Geschiedenis Lexicon

H.W.J. Volmuller (1981)

Gepubliceerd op 03-08-2020

Noord-Brabant

betekenis & definitie

Ned. provincie. Uit de Steentijden zijn in Noord-Brabant vele vondsten gedaan, evenals uit de bronstijd en de periode der Urnenvelden.

Tijdens de Romeinse heerschappij (ca.50 v.C—400 n.C.) waren van Noord-Brabant alleen bewoond de hogere delen, gelijk uit losse steenvondsten en bronzen voorwerpen blijkt. Rom. nederzettingen waren er zeer weinig daar het gebied zwaar bebost was en ten dele moerassig. Evenmin liepen hier grote wegen. De belangrijkste Rom. plaats was Ceuclum of Ceudiacum (Cuyk). Het landschap werd vnl. bewoond door de Toxandriërs. In de 8e eeuw werd Noord-Brabant ingenomen door het graafschap → Toxandria. dat in de 11e eeuw uiteenviel in verschillende stukken, die geleidelijk deels in het bezit kwamen van het graafschap Leuven, het latere hertogdom Brabant, maar deels ook een zekere zelfstandigheid behielden (b.v.

Cuyk. Zevenbergen. Bergen op Zoom, Breda enz.). In 1430 maakte Noord-Brabant deel uit van de Bourgondische staat. Van 1488—92 maakte ook Cuyk deel uit van Brabant. Zevenbergen, bezit van het huis Oranje, het Land van Altena, bezit van het huis Hoorne, behoorden bij Holland.
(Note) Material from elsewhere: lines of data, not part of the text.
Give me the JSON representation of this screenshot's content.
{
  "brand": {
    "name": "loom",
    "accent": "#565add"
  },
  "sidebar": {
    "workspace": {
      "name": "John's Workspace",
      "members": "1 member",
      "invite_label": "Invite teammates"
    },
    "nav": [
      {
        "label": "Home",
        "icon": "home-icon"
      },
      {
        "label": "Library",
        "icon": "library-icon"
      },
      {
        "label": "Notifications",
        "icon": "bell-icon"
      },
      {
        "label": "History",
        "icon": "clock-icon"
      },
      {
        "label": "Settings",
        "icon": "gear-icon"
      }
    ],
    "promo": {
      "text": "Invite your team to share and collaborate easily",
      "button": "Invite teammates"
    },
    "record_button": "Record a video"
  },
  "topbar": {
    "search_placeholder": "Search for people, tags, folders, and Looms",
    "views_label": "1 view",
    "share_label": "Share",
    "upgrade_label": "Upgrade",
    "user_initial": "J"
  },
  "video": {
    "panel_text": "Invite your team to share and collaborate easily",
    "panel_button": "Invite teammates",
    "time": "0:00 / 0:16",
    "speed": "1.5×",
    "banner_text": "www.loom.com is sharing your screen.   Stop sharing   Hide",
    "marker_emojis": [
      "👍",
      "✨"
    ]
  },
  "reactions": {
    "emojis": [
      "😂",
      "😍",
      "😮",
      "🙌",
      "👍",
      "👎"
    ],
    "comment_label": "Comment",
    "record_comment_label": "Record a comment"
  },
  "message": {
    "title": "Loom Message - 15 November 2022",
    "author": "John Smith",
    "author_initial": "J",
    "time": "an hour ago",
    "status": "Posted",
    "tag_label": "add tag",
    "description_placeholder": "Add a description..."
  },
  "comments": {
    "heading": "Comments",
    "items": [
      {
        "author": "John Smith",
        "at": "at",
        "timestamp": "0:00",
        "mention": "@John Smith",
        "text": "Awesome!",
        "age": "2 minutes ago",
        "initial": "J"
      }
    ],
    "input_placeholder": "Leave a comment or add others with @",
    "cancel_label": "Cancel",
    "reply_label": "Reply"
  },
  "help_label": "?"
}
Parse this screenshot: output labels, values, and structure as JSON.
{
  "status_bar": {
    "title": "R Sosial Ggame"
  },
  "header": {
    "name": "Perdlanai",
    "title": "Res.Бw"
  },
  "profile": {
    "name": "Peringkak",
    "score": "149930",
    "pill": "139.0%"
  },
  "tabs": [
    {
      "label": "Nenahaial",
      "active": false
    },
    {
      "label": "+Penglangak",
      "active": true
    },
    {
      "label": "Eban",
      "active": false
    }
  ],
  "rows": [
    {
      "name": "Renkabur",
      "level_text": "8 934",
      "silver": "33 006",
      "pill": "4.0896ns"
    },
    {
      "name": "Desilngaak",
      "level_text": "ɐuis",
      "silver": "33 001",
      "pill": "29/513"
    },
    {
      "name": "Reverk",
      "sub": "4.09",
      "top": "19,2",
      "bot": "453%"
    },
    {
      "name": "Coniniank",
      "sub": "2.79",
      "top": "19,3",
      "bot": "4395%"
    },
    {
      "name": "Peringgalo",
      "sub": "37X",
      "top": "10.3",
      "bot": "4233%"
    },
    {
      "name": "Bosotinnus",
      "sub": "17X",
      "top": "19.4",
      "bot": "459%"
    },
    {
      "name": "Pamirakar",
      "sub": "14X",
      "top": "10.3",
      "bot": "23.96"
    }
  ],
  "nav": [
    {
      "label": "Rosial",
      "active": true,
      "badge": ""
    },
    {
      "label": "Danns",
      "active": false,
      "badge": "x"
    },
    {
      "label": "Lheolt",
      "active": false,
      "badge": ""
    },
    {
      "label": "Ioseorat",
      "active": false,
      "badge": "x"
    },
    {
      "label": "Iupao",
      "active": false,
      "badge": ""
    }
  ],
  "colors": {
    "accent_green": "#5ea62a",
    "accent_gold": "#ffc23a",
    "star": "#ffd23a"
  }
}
Tijdens de Tachtigjarige Oorlog (1629 vlg.) werd Noord-Brabant grotendeels veroverd door de Staatsen (o.a. 's-Hertogenbosch, Breda, Helmond) terwijl Bergen op Zoom steeds staats bezit is geweest. Bij de Vrede van Munster (1648) werd Noord-Brabant het generaliteitsland → Staats-Brabant (→ Generaliteitslanden). Megen en Boxmeer waren onafhankelijke graafschappen; Ravestein een heerlijkheid; Gemert een kommanderij. Klundert, Geertruidenberg en het Land van Altena behoorden bij Holland. In 1795 werd het generaliteitsland gemaakt tot een gewest Bataafs Brabant. In 1798 behoorde Noord-Brabant tot het Dep. van de Dommel en een deel tot het dep. van de Schelde en de Maas.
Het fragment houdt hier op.